The Indian government sought to stem the tide of misinformation by cutting off mass text messaging and SMS capabilities throughout the country. In addition, the government shuttered specific Facebook, Twitter and other social media accounts believed to be involved in distributing the false information. However, Indian efforts to censor internet sites have been criticized as inept and ineffective.

Indian investigators claim to have tracked most of the text messages, SMS, and social networking posts back to Pakistan. India’s Home Minister accused Pakistan of the cyber attack, but Pakistani officials quickly denied any involvement and demanded proof of Pakistani involvement.

The Hindustan Times reported that intelligence agencies traced the text messages to members of Harkat-ul-Jehad al Islami (HuJi), a Bangladeshi-based terrorist group that operates in Pakistan and the Popular Front of India (PFI), which is reportedly a new umbrella organization for the banned Muslim-extremist group, Students Islamic Movement of India.

The ethnic battles and communal clashes in India over the last month have grown into the worst and most widespread violence of its kind in more than a decade. Reports estimate that over 90 people have died and more than 400,000 people have fled, seeking refuge in makeshift camps.


The implications of this cyber attack are very serious, especially for nations with ethnic or sectarian tensions and large numbers of cellular phone users. In many ways, this attack is the reverse of how cell phones and the Internet were used during the mass protests after the June 2009 Iranian presidential election and during the 2011 Arab Spring protests. New communications technology was used during these events to organize protesters, evade government forces, and communicate with the outside world. Now, it seems these new ungovernable, modes of communication are being used to instill mass hysteria and violence.

The situation in Assam was already a tinderbox before text messages and social media images allegedly sparked violence and a mass exodus. While the Indian government’s accusations that Pakistani-based cyber attacks sparked this violence appear credible, it is possible that the violence also had other causes and that the government is trying to deflect the blame from itself by playing up the cyber warfare angle.

75 percent of India’s population – more than 900 million individuals – have mobile phones. As a result, the ability to spread disinformation using this technology is not an unimaginable feat or difficult endeavor to imagine.

As Zubin Wadia, CEO of CiviGuard Technologies, a provider of emergency communications platforms for civilians explained, “Cyber-terrorists who seek to create this level of panic understand that SMS usage is extensive and mature across India. With SMS applied across such a wide demographic, it would be relatively simple for cyber terrorists to accumulate a cache of cellphone numbers within target regions and dispatch messages to them.”

It is possible, albeit questionable, that the perpetrators were able to achieve the network effect and critical mass necessary to cause widespread social upheavals simply by distributing the threatening messages over social networking platforms and sending them to a handful of cell phones.

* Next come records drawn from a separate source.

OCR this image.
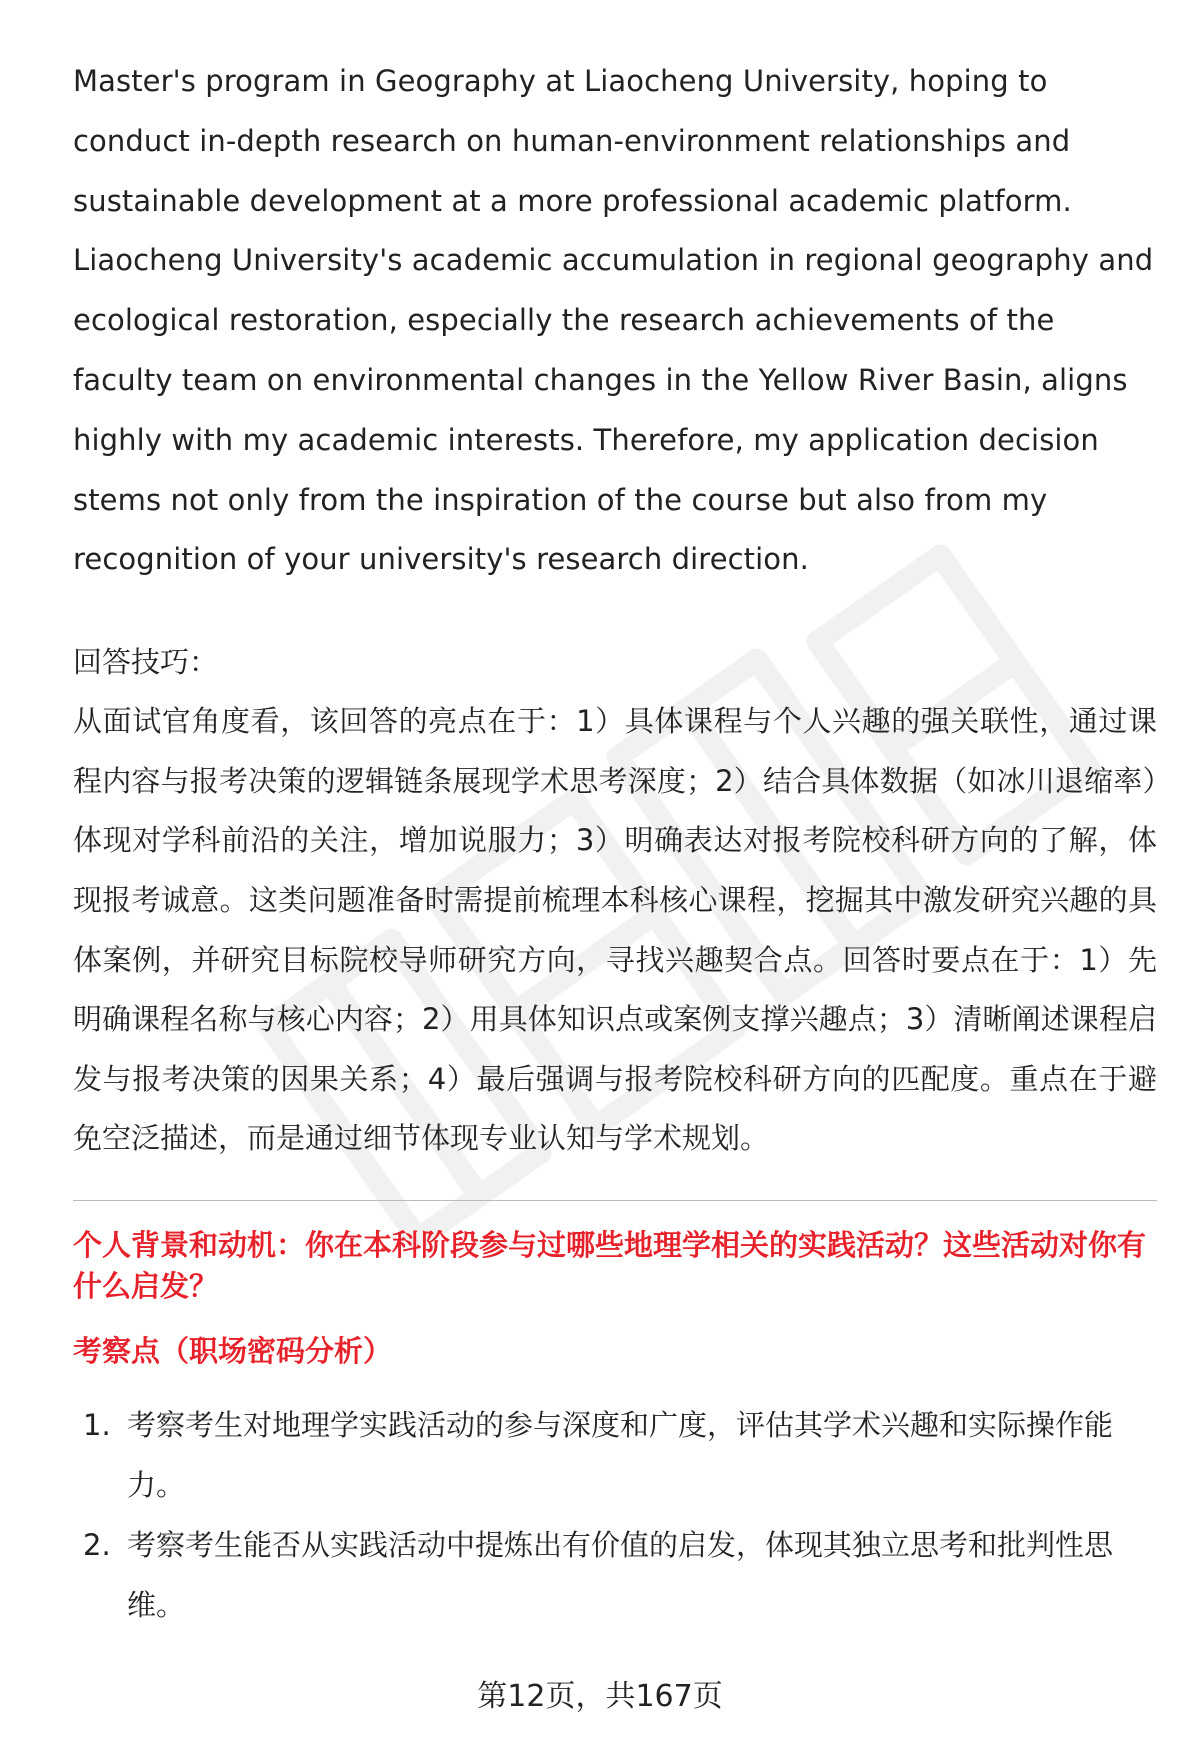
职场密码

Master's program in Geography at Liaocheng University, hoping to conduct in-depth research on human-environment relationships and sustainable development at a more professional academic platform. Liaocheng University's academic accumulation in regional geography and ecological restoration, especially the research achievements of the faculty team on environmental changes in the Yellow River Basin, aligns highly with my academic interests. Therefore, my application decision stems not only from the inspiration of the course but also from my recognition of your university's research direction.

回答技巧：

从面试官角度看，该回答的亮点在于：1）具体课程与个人兴趣的强关联性，通过课程内容与报考决策的逻辑链条展现学术思考深度；2）结合具体数据（如冰川退缩率）体现对学科前沿的关注，增加说服力；3）明确表达对报考院校科研方向的了解，体现报考诚意。这类问题准备时需提前梳理本科核心课程，挖掘其中激发研究兴趣的具体案例，并研究目标院校导师研究方向，寻找兴趣契合点。回答时要点在于：1）先明确课程名称与核心内容；2）用具体知识点或案例支撑兴趣点；3）清晰阐述课程启发与报考决策的因果关系；4）最后强调与报考院校科研方向的匹配度。重点在于避免空泛描述，而是通过细节体现专业认知与学术规划。

个人背景和动机：你在本科阶段参与过哪些地理学相关的实践活动？这些活动对你有什么启发？
考察点（职场密码分析）
1. 考察考生对地理学实践活动的参与深度和广度，评估其学术兴趣和实际操作能力。
2. 考察考生能否从实践活动中提炼出有价值的启发，体现其独立思考和批判性思维。
第12页，共167页
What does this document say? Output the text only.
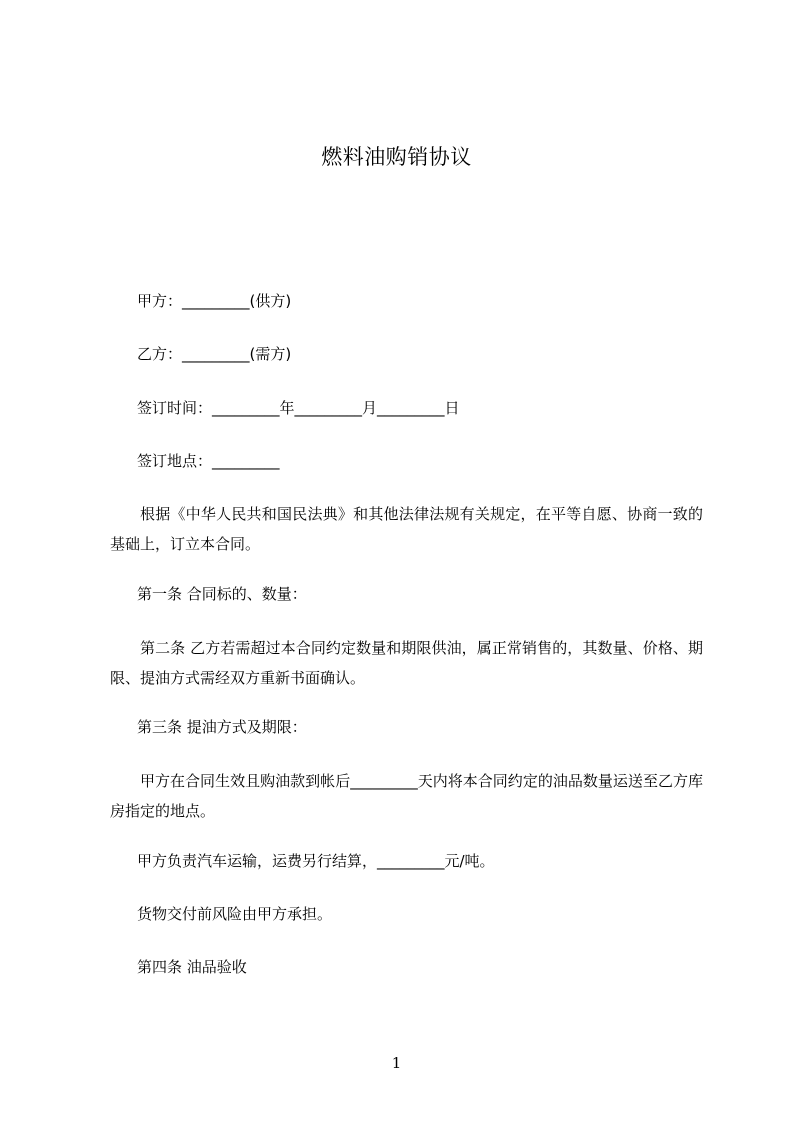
燃料油购销协议
甲方：_________(供方)
乙方：_________(需方)
签订时间：_________年_________月_________日
签订地点：_________
根据《中华人民共和国民法典》和其他法律法规有关规定，在平等自愿、协商一致的基础上，订立本合同。
第一条 合同标的、数量：
第二条 乙方若需超过本合同约定数量和期限供油，属正常销售的，其数量、价格、期限、提油方式需经双方重新书面确认。
第三条 提油方式及期限：
甲方在合同生效且购油款到帐后_________天内将本合同约定的油品数量运送至乙方库房指定的地点。
甲方负责汽车运输，运费另行结算，_________元/吨。
货物交付前风险由甲方承担。
第四条 油品验收
1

Nevertheless, a strong case can be made that a more coordinated, targeted, and well planned distribution strategy was responsible.

Whether or not HuJi or PFI is directly responsible is still unclear. It is apparent that perpetrators of this fear campaign had a good understanding of Indian ethnic and communal tensions. They also knew how best to craft messages that would garner a forceful and emotionally-triggered response.


The recent India text message cyber attack is a form of cyber warfare exploiting the prevalence of both mobile phones and social networking to instigate widespread social instability and violence. The implications from this cyber attack are clear: cell phone text messages can be a frighteningly effective weapon that can be easily employed by terrorists, anarchists, and state actors. Authorities in free societies cannot easily curtail the resulting violence from such attacks. Totalitarian regimes will likely see this incident as validation for their censorship policies.